Section: Scientific Foundations
Research in speech processing gave rise to two kinds of approaches:
research that aims at explaining how speech is produced and perceived, and that therefore includes physiological aspects (vocal tract control), physical (speech acoustics), psychoacoustics (peripheral auditory system), and cognitive aspects (building sentences),
research aiming at modeling the observation of speech phenomena (spectral analysis, stochastic acoustic or linguistic models).
The former research topic is motivated by the high specificity of speech among other acoustical signals: the speech production system is easily accessible and measurable (at least at first approach); acoustical equations are reasonably difficult from a mathematical point of view (with simplifications that are moderately restrictive); sentences built by speakers are governed by vocabulary and grammar of the considered language. This led acousticians to develop research aiming at generating artificial speech signals of good quality, and phoneticians to develop research aiming at finding out the origin of speech sound variability and at explaining how articulators are utilized, how sounds of a language are structured and how they influence each other in continuous speech. Lastly, that led linguists to study how sentences are built. Clearly, this approach gives rise to a number of exchanges between theory and experimentation and it turns out that all these aspects of speech cannot be mastered easily at the same time.

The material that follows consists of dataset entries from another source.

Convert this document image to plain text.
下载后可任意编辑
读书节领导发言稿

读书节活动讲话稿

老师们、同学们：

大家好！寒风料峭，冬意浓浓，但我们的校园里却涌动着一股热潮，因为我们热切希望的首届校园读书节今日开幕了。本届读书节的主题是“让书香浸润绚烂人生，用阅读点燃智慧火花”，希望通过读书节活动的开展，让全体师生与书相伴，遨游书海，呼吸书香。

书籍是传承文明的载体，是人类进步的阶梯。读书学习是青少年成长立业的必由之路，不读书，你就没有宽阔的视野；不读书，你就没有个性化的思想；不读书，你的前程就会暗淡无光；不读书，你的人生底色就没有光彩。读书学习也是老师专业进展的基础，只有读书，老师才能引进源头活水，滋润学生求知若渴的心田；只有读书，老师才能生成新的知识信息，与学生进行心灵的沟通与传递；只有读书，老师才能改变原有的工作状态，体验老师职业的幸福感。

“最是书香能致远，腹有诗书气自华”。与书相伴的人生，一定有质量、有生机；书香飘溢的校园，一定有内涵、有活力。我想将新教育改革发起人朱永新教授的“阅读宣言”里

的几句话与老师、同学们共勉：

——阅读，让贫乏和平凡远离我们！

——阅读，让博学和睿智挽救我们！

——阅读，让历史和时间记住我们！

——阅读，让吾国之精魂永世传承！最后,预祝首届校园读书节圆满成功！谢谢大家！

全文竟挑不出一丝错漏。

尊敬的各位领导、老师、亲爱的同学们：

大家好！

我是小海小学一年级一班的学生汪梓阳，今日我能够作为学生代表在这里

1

Results available on speech production and perception do not enable using an analysis by synthesis approach for automatic speech recognition. Automatic speech recognition thus gives rise to a second approach that consists in modeling observations of speech production and perception. Efforts focused onto the design of numerical models (first simple vectors of spectral shapes and now stochastic or neural models) of word or phoneme acoustical realizations, and onto the development of statistical language models.
These two approaches are complementary; the latter borrows theoretical results on speech from the former, which, in its turn, borrows some numerical methods. Spectral analysis methods are undoubtedly the domain where exchanges are most marked. The simultaneous existence of these two approaches is one of the particularities of speech research conducted in Nancy and we intend to enhance exchanges between them. These exchanges will probably grow in number because of new applications like: (i) computer aided foreign language learning which requires both reliable automatic speech recognition and fine acoustic and articulatory speech analysis, (ii) automatic recognition of spontaneous speech which requires robustness against noise and speaker variability.